I need to accumulate the results of many trees for some query that outputs a large result. Since all trees can be handled independently it is embarrassingly parallel, except for the fact that the results needs to be summed and I cannot store the intermediate results for all trees in memory. Below is a simple example of a code for the problem which saves all the intermediate results in memory (of course the functions are newer the same in the real problem since that would be doing duplicated work).
import numpy as np
from joblib import Parallel, delayed
functions=[[abs,np.round] for i in range(500)] # Dummy functions
functions=[function for sublist in functions for function in sublist]
X=np.random.normal(size=(5,5)) # Dummy data
def helper_function(function,X=X):
return function(X)
results = Parallel(n_jobs=-1,)(
map(delayed(helper_function), [functions[i] for i in range(1000)]))
results_out = np.zeros(results[0].shape)
for result in results:
results_out+=result
A solution could be the following modification:
import numpy as np
from joblib import Parallel, delayed
functions=[[abs,np.round] for i in range(500)] # Dummy functions
functions=[function for sublist in functions for function in sublist]
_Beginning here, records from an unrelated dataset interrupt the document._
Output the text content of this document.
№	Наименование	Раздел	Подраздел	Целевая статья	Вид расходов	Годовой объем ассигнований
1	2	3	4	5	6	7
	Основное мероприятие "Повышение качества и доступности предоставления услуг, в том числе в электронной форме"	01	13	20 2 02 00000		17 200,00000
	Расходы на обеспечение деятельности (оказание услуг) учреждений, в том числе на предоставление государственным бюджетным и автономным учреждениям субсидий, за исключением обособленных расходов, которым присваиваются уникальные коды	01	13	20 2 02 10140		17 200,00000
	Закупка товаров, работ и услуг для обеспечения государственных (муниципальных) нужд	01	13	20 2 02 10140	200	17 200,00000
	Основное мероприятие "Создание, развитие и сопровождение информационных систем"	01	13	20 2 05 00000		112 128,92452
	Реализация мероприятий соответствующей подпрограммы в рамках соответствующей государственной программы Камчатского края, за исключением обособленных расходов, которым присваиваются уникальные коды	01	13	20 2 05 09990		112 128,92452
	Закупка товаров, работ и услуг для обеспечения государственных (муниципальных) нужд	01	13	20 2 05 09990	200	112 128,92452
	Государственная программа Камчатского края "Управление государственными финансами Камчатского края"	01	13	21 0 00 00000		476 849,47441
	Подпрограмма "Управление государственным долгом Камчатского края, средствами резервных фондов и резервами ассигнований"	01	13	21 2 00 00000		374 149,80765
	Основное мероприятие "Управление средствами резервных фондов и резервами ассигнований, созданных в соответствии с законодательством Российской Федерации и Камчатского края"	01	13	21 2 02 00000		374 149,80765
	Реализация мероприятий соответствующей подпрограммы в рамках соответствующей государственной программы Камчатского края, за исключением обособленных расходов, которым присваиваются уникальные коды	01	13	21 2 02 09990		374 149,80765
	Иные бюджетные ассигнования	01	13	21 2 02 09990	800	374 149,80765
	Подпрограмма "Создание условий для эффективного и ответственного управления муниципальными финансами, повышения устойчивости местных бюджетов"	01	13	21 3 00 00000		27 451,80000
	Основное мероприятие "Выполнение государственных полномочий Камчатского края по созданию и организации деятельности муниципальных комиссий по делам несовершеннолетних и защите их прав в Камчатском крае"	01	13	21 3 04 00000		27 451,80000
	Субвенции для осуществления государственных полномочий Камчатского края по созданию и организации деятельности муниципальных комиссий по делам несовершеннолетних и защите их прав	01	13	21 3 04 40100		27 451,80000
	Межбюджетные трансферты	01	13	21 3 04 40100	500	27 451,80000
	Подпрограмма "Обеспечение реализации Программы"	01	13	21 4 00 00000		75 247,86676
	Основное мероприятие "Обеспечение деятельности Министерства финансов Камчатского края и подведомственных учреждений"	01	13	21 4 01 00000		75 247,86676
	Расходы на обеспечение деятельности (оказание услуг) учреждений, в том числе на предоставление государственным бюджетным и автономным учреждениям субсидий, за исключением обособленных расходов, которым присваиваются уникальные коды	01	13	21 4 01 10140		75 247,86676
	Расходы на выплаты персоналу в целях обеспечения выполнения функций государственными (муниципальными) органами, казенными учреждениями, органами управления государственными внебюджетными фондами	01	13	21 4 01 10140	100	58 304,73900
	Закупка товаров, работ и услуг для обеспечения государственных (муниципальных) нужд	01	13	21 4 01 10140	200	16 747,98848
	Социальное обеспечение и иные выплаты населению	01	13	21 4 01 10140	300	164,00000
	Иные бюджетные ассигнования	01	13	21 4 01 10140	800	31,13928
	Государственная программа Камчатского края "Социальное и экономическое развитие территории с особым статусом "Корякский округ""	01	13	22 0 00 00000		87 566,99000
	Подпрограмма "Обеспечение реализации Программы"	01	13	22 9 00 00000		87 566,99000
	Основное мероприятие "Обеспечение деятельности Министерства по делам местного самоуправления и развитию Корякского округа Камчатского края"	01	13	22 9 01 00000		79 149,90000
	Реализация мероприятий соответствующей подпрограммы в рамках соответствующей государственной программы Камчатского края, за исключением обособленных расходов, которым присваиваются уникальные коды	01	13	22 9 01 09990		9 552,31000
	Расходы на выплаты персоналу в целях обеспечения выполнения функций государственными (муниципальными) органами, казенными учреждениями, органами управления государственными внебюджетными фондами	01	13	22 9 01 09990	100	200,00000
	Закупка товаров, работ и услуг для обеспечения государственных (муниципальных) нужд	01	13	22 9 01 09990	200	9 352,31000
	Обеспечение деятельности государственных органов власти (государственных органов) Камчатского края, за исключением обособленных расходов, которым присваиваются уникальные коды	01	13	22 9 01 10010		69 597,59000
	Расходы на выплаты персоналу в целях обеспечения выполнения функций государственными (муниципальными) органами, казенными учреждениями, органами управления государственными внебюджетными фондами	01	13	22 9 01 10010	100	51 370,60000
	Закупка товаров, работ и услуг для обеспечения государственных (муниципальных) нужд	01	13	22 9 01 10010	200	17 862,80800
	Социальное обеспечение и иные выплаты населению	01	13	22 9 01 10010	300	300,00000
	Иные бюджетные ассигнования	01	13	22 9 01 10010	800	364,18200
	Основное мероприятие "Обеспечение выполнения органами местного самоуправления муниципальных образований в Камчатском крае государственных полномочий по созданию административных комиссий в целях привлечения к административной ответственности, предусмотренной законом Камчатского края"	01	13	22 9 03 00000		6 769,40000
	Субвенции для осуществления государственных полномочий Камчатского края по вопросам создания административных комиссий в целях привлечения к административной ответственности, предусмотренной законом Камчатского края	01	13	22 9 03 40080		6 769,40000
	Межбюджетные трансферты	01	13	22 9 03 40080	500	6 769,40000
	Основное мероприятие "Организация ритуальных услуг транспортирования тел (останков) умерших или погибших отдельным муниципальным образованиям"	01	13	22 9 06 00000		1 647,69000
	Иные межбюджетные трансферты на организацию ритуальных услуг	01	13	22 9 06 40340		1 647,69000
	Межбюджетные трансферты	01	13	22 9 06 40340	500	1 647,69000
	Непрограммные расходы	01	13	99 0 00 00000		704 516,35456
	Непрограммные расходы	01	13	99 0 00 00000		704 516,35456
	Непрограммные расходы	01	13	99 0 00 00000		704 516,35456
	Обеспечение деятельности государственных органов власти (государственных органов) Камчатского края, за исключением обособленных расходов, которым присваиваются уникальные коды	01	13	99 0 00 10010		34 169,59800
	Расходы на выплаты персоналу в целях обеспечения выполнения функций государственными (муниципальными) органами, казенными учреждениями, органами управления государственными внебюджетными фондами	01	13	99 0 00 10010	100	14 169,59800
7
X=np.random.normal(size=(5,5)) # Dummy data
results_out = np.zeros(results[0].shape)
def helper_function(function,X=X,results=results_out):
result = function(X)
results += result
Parallel(n_jobs=-1,)(
map(delayed(helper_function), [functions[i] for i in range(1000)]))
But this might cause races. So it is not optimal.
Do you have any suggestions for preforming this without storing the intermediate results and still make it parallel?